Jabłonna. Translud likwiduje linię nr 7. Mogą zniknąć kolejne połączenia

linia7

foto:GP/jj

Na przystankach linii 7 obsługiwanej przez firmę Translud pojawiła się się informacja o zawieszeniu wszystkich kursów. Właściciel rozważa likwidację kolejnych połączeń, które są nieopłacalne.

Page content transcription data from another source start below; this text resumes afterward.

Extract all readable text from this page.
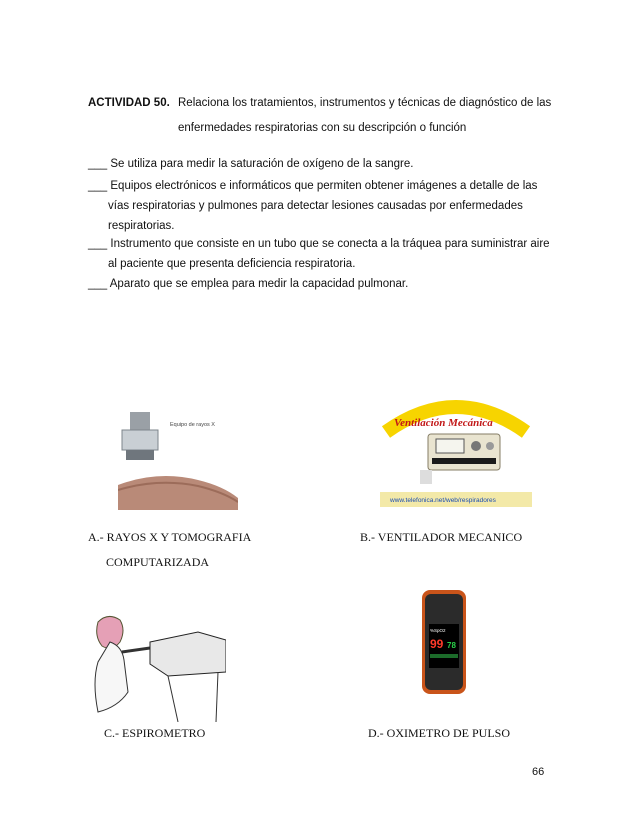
ACTIVIDAD 50. Relaciona los tratamientos, instrumentos y técnicas de diagnóstico de las
enfermedades respiratorias con su descripción o función
___ Se utiliza para medir la saturación de oxígeno de la sangre.
___ Equipos electrónicos e informáticos que permiten obtener imágenes a detalle de las
vías respiratorias y pulmones para detectar lesiones causadas por enfermedades
respiratorias.
___ Instrumento que consiste en un tubo que se conecta a la tráquea para suministrar aire
al paciente que presenta deficiencia respiratoria.
___ Aparato que se emplea para medir la capacidad pulmonar.
Equipo de rayos X	Ventilación Mecánica
www.telefonica.net/web/respiradores
A.- RAYOS X Y TOMOGRAFIA
COMPUTARIZADA
B.- VENTILADOR MECANICO
%SpO2
99 78
C.- ESPIROMETRO	D.- OXIMETRO DE PULSO
66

Linia nr 7 jest uzupełnieniem komunikacji ZTM. Jej trasa prowadzi z Legionowa do stacji metra na warszawskich Młocinach. O ile mieszkańcy Legionowa mają jeszcze transport kolejowy, o tyle mieszkańcy gminy Jabłonna zostaną skazani na dojazdy z przesiadkami.

 

Chcieli do metra

W rozmowach na temat usprawnienia lokalnej komunikacji w gminie Jabłonna jednym z głównych tematów było połączenie do metra. Tymczasem okazuje się, że linia prywatna obsługująca taką trasę jest nierentowna. Ostatnim dniem kursowania autobusów linii 7 będzie piątek 27 kwietnia. – Taka sytuacja trwa już od dłuższego czasu. Ludzie nie zdecydowali się jeździć na tej linii, chociaż tyle lat utrzymywałem i próbowałem ją rozkręcić. Teraz coraz więcej osób jeździ samochodami, coraz więcej jest darmowej komunikacji. Utrzymywanie za 500 zł dziennie utargu, kiedy daje 500 zł dziennie kosztów, jest bez sensu – tłumaczy Jan Domosławski z firmy Translud.

Co z kolejnymi liniami?

Podobna linia z Nowego Dworu, też nie wypaliła. Ta legionowska była wiele lat. Zamierzam też zamknąć tę linie z Chotomowa, bo też staje się nierentowna. Wójt uruchomił komunikacje, która jest dla mnie konkurencją i resztkę opłacalności mi zabrał. Tam nie było dochodu, ale chciałem utrzymać, żeby ludzie tu z Chotomowa i z okolic mieli wygodę i do centrum mogli się dostać bezpośrednio autobusem, 23 lata już to prowadzę, ale tu mi wójt podbiera z jednej stron L34 z drugiej strony L41. To są linie, gdzie nie ma znaczenia, czy wiezie jednego, czy dziesięciu, bo i tak ma zapłacone z kilometra, a ja muszę zarobić. To było na granicy opłacalności, ale jak odeszło kilku ludzi, to już jest w plecy – wyjaśnia Jan Domosławski.